The programme is being offered in partnership with the Indian School of Business (ISB), Hyderabad, on the B-school’s campus. HealthStart was founded by Pradeep K. Jaisingh, Raj Airey and Suhail Chander.
Each batch that enlists in HealthStart accelerator will consist of six to seven start-ups, each of which will receive between Rs.5 lakh and Rs.20 lakh in seed funding. Participants won’t have to uproot themselves from their place of work because most modules in the programme will be offered virtually, said Jaisingh.

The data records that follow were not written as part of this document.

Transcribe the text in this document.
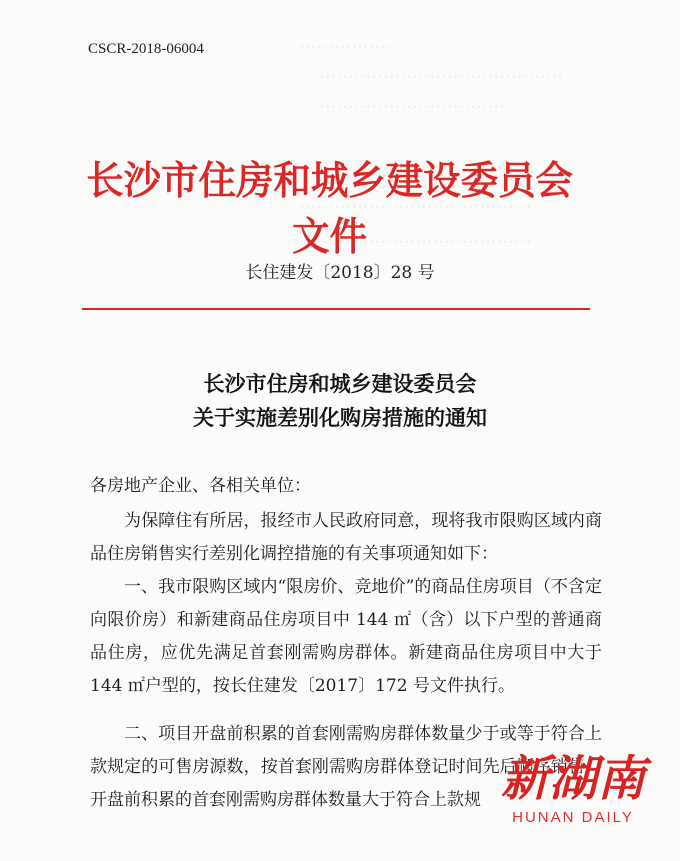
················
··········································
································
········································
········································
CSCR-2018-06004
长沙市住房和城乡建设委员会文件
长住建发〔2018〕28 号
长沙市住房和城乡建设委员会
关于实施差别化购房措施的通知
各房地产企业、各相关单位：
为保障住有所居，报经市人民政府同意，现将我市限购区域内商品住房销售实行差别化调控措施的有关事项通知如下：
一、我市限购区域内“限房价、竞地价”的商品住房项目（不含定向限价房）和新建商品住房项目中 144 ㎡（含）以下户型的普通商品住房，应优先满足首套刚需购房群体。新建商品住房项目中大于 144 ㎡户型的，按长住建发〔2017〕172 号文件执行。
二、项目开盘前积累的首套刚需购房群体数量少于或等于符合上款规定的可售房源数，按首套刚需购房群体登记时间先后顺序销售；开盘前积累的首套刚需购房群体数量大于符合上款规 新湖南
HUNAN DAILY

The key areas that the accelerator will focus on are technology for health, mobile apps, lifestyle disease management, affordable healthcare, wearable technology and remote monitoring and diagnostic devices.
HealthStart was conceived in 2013, with an initial investment of around $1 million raised from private investors.
ISB will participate in the accelerator’s next round of fund raising.
In Bangalore, niche healthcare accelerator InnAccel is also preparing for its programme launch in July. The accelerator will focus on medical technology, also called med-tech, and medical device engineering.
InnAccel, founded by medical care veterans Siraj Dhanani and A. Vijayarajan, will work a little differently from HealthStart—it will help would-be entrepreneurs take their business ideas all the way to a regulatory-compliant product company.
“The start-up ecosystem is biased toward IT (information technology) and technology, and they hardly realise that other sectors are also important...like medical technology is the largest sector in physical technology. We saw the gap and decided to bridge it for entrepreneurs,” said Dhanani, founder and CEO, InnAccel.
The accelerator plans to incubate between five and seven start-ups in the next two years.
“It is good to see healthcare-focused accelerators in India, given the traction that accelerators like Rock Health are getting in the US,” said Anand Daniel, principal at private equity firm Accel Partners.